L’audience du procès en flagrance de dix individus impliqués dans l’homicide de Kabasele Wampanga, éminent cadre de l’Union pour la démocratie et le progrès social (UDPS), s’est ouverte ce lundi 9 juin 2025 devant le tribunal de grande instance de Kinshasa/Matete. Cette procédure judiciaire, attendue avec vigilance par les observateurs politiques, a immédiatement été marquée par un retrait retentissant de la partie civile.
Dès l’identification des prévenus, la famille de la victime, représentée par son avocat Maître Sylvain Mutombo, a notifié son désistement de la procédure en cours. Cette décision radicale serait motivée par la conviction que les conditions garantissant un procès équitable et l’établissement de la vérité ne seraient pas réunies. « Les clients ont demandé que les avocats se retirent jusqu’à ce que le procureur général près la Cour de cassation instruise le dossier », a déclaré Me Mutombo aux médias, évoquant la crainte d’un « procès théâtral » à l’image de l’affaire Chebeya.
Cette défiance institutionnelle s’accompagne d’une révélation majeure : une plainte aurait été déposée auprès du parquet général près la Cour de cassation de la RDC visant directement Augustin Kabuya, secrétaire général national de l’UDPS. L’épouse du défunt, présente à l’audience, a publiquement accusé ce dernier d’être le commanditaire intellectuel du meurtre : « Augustin Kabuya est à la base du décès de mon mari […] On a tué mon mari parce qu’il soutenait Deo Bizibu ». Ces allégations graves plongent leurs racines dans les luttes factionnelles au sein du parti présidentiel.

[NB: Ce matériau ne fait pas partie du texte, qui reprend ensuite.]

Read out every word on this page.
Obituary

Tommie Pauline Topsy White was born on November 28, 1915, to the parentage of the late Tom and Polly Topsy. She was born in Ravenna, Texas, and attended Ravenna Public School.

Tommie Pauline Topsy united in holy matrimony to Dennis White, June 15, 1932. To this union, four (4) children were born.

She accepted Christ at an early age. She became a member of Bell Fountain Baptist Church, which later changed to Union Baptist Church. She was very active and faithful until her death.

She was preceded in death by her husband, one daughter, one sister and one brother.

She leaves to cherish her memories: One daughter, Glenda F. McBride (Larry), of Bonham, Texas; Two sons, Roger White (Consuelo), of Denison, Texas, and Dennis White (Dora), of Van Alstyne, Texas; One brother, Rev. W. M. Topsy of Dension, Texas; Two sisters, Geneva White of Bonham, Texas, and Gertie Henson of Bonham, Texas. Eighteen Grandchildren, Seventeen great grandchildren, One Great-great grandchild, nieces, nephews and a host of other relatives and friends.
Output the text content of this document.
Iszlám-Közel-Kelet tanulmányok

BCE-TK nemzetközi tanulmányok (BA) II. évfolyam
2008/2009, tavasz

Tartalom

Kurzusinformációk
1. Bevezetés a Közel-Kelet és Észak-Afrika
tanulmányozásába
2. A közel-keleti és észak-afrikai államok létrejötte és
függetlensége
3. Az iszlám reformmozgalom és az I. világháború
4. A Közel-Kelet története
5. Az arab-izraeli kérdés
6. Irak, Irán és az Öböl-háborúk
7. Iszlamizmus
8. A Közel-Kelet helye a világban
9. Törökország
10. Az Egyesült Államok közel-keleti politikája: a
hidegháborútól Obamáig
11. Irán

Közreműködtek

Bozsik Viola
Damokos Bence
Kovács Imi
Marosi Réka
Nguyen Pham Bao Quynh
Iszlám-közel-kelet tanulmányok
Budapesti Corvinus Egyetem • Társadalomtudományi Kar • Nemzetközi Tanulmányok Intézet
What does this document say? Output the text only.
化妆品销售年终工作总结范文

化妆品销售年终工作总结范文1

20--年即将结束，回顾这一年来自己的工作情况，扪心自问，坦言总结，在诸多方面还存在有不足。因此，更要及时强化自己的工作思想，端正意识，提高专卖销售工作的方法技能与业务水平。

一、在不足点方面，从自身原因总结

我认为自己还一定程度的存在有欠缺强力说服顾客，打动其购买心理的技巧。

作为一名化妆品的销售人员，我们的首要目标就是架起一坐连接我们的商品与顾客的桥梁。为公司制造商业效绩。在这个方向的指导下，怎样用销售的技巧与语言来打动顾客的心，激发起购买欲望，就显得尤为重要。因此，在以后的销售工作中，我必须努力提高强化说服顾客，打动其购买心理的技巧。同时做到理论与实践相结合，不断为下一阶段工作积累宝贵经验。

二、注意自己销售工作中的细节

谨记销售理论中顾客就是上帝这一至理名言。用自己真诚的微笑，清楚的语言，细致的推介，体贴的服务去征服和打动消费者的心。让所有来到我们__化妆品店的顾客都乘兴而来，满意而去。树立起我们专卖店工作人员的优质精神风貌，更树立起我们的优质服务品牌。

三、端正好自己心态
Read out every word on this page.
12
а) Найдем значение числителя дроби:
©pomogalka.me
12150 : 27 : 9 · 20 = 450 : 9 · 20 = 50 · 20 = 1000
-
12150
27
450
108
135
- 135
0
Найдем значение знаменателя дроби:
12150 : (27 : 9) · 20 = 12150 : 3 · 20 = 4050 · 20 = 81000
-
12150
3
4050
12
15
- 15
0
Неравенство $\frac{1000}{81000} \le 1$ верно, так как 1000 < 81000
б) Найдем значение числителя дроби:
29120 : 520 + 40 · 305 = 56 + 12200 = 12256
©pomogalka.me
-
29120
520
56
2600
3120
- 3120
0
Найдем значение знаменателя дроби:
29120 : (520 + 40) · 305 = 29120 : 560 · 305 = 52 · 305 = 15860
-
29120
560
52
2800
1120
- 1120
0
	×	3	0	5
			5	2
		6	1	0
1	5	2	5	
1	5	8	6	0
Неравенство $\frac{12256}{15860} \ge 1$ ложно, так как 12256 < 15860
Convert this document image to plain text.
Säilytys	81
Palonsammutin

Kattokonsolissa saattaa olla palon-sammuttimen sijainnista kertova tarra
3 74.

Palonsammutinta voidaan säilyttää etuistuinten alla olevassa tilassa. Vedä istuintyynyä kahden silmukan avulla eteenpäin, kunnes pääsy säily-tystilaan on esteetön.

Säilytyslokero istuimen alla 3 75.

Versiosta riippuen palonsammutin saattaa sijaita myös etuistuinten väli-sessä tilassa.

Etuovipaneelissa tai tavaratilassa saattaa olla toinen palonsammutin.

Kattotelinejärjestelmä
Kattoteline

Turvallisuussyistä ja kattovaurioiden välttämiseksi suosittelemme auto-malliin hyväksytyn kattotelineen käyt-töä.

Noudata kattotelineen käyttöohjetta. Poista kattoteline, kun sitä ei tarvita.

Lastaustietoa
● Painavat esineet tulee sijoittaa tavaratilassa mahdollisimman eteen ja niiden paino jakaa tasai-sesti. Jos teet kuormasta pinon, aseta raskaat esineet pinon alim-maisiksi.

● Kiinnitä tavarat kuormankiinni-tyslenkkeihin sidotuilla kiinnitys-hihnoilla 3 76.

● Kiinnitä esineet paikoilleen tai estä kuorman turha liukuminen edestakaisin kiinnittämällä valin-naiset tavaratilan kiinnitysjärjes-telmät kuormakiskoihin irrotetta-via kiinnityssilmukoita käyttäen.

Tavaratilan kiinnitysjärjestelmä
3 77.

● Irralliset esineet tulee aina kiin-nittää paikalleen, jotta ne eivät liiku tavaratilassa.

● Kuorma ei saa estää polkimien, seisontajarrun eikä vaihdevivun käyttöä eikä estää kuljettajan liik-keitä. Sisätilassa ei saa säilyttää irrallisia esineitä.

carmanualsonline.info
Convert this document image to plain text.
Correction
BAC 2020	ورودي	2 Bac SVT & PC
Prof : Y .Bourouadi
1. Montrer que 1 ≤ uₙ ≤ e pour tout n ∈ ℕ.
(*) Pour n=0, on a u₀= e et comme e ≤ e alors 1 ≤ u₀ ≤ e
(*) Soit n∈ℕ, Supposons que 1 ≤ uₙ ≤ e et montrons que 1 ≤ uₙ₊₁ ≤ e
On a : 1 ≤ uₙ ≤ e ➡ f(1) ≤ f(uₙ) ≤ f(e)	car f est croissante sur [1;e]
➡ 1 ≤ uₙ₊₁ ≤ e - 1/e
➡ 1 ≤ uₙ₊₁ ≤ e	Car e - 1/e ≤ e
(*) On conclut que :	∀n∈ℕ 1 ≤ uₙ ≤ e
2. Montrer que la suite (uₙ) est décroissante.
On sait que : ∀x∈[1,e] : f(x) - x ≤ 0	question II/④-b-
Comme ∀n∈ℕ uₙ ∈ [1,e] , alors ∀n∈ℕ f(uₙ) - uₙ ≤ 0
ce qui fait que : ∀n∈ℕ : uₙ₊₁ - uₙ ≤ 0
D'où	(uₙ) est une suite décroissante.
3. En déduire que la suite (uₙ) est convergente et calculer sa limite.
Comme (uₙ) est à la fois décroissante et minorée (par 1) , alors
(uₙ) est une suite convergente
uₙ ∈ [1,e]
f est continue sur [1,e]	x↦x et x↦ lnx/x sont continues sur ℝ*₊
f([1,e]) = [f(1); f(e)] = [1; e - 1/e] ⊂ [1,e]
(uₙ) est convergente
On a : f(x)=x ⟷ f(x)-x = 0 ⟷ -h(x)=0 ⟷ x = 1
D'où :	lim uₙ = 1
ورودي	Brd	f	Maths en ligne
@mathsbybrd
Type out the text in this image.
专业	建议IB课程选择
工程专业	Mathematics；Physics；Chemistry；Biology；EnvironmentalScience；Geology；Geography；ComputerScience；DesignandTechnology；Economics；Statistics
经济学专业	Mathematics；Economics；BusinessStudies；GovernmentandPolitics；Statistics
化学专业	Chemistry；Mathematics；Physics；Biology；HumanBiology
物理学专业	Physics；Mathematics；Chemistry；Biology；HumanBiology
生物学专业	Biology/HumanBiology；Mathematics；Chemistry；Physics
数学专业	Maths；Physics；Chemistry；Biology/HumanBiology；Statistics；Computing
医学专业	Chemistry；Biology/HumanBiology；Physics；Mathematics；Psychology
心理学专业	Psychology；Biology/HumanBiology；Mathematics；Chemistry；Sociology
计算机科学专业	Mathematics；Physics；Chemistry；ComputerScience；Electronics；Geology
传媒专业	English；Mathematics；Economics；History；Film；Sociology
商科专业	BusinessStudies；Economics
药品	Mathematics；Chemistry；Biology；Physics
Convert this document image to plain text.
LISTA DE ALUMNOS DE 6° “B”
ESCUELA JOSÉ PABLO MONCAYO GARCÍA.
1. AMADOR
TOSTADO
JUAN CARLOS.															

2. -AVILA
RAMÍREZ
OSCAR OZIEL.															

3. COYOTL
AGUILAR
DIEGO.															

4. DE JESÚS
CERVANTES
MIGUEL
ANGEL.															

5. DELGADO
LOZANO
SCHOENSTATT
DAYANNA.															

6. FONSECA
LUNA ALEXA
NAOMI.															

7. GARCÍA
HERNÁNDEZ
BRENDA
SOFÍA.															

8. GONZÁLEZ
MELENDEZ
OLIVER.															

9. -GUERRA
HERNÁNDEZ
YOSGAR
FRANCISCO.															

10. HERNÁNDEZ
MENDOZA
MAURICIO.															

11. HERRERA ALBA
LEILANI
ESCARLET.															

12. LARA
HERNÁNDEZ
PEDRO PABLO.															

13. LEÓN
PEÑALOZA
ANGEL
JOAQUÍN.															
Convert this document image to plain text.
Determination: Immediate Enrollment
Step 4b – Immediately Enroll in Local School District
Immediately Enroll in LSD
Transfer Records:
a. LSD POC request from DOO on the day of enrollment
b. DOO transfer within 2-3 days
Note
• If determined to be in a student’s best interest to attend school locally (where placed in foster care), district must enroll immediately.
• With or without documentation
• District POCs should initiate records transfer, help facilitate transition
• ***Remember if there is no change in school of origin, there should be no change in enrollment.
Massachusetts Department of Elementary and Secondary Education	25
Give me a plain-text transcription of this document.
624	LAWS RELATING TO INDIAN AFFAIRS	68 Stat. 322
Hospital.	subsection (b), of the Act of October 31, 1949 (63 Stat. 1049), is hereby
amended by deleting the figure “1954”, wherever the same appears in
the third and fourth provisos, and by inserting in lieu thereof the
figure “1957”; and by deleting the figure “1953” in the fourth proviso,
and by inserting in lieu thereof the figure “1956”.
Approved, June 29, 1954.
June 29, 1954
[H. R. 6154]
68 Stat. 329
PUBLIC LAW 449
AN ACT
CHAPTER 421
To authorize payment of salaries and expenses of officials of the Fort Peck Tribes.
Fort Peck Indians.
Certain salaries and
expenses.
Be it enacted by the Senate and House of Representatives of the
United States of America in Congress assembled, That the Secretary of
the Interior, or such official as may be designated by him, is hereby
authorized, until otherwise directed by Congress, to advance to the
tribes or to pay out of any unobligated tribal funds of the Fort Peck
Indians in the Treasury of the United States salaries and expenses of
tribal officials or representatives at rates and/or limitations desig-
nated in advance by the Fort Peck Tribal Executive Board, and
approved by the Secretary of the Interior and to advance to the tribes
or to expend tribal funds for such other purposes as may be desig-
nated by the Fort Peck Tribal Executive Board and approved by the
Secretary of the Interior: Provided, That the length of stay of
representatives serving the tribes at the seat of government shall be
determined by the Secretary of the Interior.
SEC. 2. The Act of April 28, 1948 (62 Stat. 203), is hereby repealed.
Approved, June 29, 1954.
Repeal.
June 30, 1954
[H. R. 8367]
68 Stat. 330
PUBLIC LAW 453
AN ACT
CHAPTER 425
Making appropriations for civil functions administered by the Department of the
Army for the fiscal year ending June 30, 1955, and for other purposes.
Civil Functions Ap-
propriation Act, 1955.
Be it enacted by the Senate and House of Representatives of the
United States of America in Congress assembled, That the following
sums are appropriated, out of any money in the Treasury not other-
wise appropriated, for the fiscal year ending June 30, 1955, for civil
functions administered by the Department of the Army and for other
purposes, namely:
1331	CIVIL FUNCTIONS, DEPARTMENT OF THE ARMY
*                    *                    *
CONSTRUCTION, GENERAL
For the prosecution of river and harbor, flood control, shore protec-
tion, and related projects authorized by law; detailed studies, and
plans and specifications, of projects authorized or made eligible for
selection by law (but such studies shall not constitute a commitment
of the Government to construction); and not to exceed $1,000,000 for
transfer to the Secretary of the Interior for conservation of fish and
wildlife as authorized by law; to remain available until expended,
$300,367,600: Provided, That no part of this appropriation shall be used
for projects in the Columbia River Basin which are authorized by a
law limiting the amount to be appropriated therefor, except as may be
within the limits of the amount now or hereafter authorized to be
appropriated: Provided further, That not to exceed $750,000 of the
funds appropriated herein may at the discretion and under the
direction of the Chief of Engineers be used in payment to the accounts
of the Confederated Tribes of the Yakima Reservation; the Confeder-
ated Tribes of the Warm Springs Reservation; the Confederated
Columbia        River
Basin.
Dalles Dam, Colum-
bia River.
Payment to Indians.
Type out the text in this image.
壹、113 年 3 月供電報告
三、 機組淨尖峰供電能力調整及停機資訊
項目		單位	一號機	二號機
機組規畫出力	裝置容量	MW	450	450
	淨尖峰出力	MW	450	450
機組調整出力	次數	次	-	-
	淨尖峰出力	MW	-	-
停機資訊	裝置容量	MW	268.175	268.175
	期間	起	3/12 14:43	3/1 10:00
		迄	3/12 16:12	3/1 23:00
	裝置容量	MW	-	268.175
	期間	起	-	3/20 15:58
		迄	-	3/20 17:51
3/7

Le drame trouve en effet son origine dans les tensions persistantes entre factions rivales de l’UDPS. Kabasele Wampanga, décédé des suites de violences après une agression liée à ces conflits internes, avait déjà été incarcéré en 2024 à la prison de Makala pour des motifs similaires. Comment expliquer que ces déchirements fratricides au sein de la formation du président Félix Tshisekedi dégénèrent systématiquement en violence extrême ? La passivité perçue des plus hautes instances du parti face à ces rivalités entre les courants Kabuya et Bizibu interroge sur les mécanismes de régulation interne.
L’ouverture de ce procès en flagrance au tribunal de Matete, procédure accélérée réservée aux crimes récents et flagrants, est désormais compromise par le retrait des parties civiles. Les magistrats devront statuer sur la poursuite des débats pénaux concernant les dix accusés présents, tandis que la plainte déposée à la Cour de cassation ouvre un front judiciaire parallèle de plus haute instance. La décision du parquet général près la Cour suprême quant à l’opportunité d’engager des poursuites contre M. Kabuya sera déterminante pour l’évolution de cette affaire politico-judiciaire.
Cette affaire d’homicide à Kinshasa dépasse désormais le cadre strictement pénal pour mettre en lumière les fractures au sein de la majorité présidentielle. L’instruction qui s’annonce à la Cour de cassation devra établir si ces accusations de commanditaires politiques relèvent de la dénonciation fondée ou des règlements de comptes partisans. L’exigence de justice pour la famille Wampanga se heurte désormais aux arcanes complexes d’un système judiciaire congolais dont la crédibilité est une nouvelle fois mise à l’épreuve.